From the invention thus described, it will be obvious that the embodiments of the invention may be varied in many ways. Such variations are not to be regarded as a departure from the spirit and scope of the invention, and all such modifications as would be obvious to one skilled in the art are intended for inclusion within the scope of the following claims.

Claims

What is claimed is:

1. A gas filling system comprising:

a gas tank; and

a gas station configured to supply a gas to the gas tank, wherein

the gas station comprises:

a gas feed line configured to feed the gas from the gas station to the gas tank;

a gas return line configured to return the gas in the gas tank to the gas station;

a gas circulation pump configured to circulate the gas between the gas tank and the gas station through the gas feed line and the gas return line; and

a gas cooling unit configured to cool the gas fed from the gas station to the gas tank through the gas feed line, and

the gas is supplied from the gas station to the gas tank while the gas cooled by the gas cooling unit to a temperature lower than a heat resistant temperature of the gas tank is being circulated between the gas tank and the gas station.

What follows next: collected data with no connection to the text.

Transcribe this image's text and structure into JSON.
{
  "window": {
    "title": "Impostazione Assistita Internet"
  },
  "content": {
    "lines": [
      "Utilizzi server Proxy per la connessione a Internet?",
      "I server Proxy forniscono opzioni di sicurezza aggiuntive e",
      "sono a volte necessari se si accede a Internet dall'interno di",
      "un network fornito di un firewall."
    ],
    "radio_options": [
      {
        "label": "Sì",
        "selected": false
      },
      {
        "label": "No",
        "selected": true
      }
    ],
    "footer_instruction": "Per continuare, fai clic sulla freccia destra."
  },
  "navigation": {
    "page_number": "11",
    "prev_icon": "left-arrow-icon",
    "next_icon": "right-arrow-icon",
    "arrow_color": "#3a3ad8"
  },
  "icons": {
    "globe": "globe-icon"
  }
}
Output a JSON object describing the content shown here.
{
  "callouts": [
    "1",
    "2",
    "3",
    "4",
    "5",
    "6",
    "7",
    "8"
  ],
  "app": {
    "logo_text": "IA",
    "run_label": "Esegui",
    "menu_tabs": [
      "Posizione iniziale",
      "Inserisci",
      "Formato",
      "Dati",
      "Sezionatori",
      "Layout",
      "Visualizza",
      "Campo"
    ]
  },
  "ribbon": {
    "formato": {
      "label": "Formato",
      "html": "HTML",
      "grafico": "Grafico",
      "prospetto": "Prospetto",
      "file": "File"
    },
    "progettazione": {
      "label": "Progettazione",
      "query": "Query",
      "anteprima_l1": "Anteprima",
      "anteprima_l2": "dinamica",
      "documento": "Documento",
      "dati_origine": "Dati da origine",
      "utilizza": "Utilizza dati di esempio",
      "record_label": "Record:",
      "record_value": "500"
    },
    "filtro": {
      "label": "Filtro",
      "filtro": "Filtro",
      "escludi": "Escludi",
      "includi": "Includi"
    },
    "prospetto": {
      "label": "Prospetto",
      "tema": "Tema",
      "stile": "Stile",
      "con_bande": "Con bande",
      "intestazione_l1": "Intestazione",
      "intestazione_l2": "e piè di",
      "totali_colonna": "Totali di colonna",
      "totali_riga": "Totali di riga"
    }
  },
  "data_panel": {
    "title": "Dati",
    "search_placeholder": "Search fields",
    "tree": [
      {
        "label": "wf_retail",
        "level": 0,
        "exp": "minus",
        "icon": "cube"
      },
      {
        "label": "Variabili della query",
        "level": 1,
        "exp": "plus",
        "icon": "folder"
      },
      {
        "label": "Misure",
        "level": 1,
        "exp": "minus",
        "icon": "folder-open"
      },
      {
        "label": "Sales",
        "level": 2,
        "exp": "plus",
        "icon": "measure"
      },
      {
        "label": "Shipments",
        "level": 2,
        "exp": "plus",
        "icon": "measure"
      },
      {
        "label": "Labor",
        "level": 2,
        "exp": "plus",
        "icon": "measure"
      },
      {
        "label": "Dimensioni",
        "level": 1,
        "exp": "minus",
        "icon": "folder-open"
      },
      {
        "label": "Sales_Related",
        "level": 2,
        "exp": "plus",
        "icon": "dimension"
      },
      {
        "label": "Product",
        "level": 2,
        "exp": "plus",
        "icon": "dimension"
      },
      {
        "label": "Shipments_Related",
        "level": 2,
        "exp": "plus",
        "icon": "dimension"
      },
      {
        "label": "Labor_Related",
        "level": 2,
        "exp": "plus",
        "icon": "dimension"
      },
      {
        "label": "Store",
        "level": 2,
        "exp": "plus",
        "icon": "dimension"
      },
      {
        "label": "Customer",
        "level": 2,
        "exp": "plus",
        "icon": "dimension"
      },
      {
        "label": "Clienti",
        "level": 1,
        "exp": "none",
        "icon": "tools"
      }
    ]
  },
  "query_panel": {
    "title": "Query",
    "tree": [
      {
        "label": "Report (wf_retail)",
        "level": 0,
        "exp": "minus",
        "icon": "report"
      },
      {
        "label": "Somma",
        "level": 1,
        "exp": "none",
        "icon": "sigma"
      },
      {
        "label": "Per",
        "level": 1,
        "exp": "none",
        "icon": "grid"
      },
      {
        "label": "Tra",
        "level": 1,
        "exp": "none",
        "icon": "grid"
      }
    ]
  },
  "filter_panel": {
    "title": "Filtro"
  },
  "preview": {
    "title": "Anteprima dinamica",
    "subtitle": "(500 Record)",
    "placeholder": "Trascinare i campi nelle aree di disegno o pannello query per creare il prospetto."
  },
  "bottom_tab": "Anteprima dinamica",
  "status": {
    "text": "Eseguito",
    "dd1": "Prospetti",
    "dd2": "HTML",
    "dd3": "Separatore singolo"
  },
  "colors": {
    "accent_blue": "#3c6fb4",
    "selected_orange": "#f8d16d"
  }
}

2. The gas filling system according to claim 1, wherein after a temperature of the gas in the gas tank has risen to a predetermined temperature, the gas is being supplied from the gas station to the gas tank while the gas is being circulated by the gas cooling unit between the gas tank and the gas station.

3. The gas filling system according to claim 1, wherein

the gas tank is mounted on a vehicle, and

the vehicle comprises a gas feeding connection port for connecting the gas tank to the gas feed line and a gas returning connection port for connecting the gas tank to the gas return line, and shapes of connection parts of the gas feeding connection ports and the gas returning connection port differ from each other.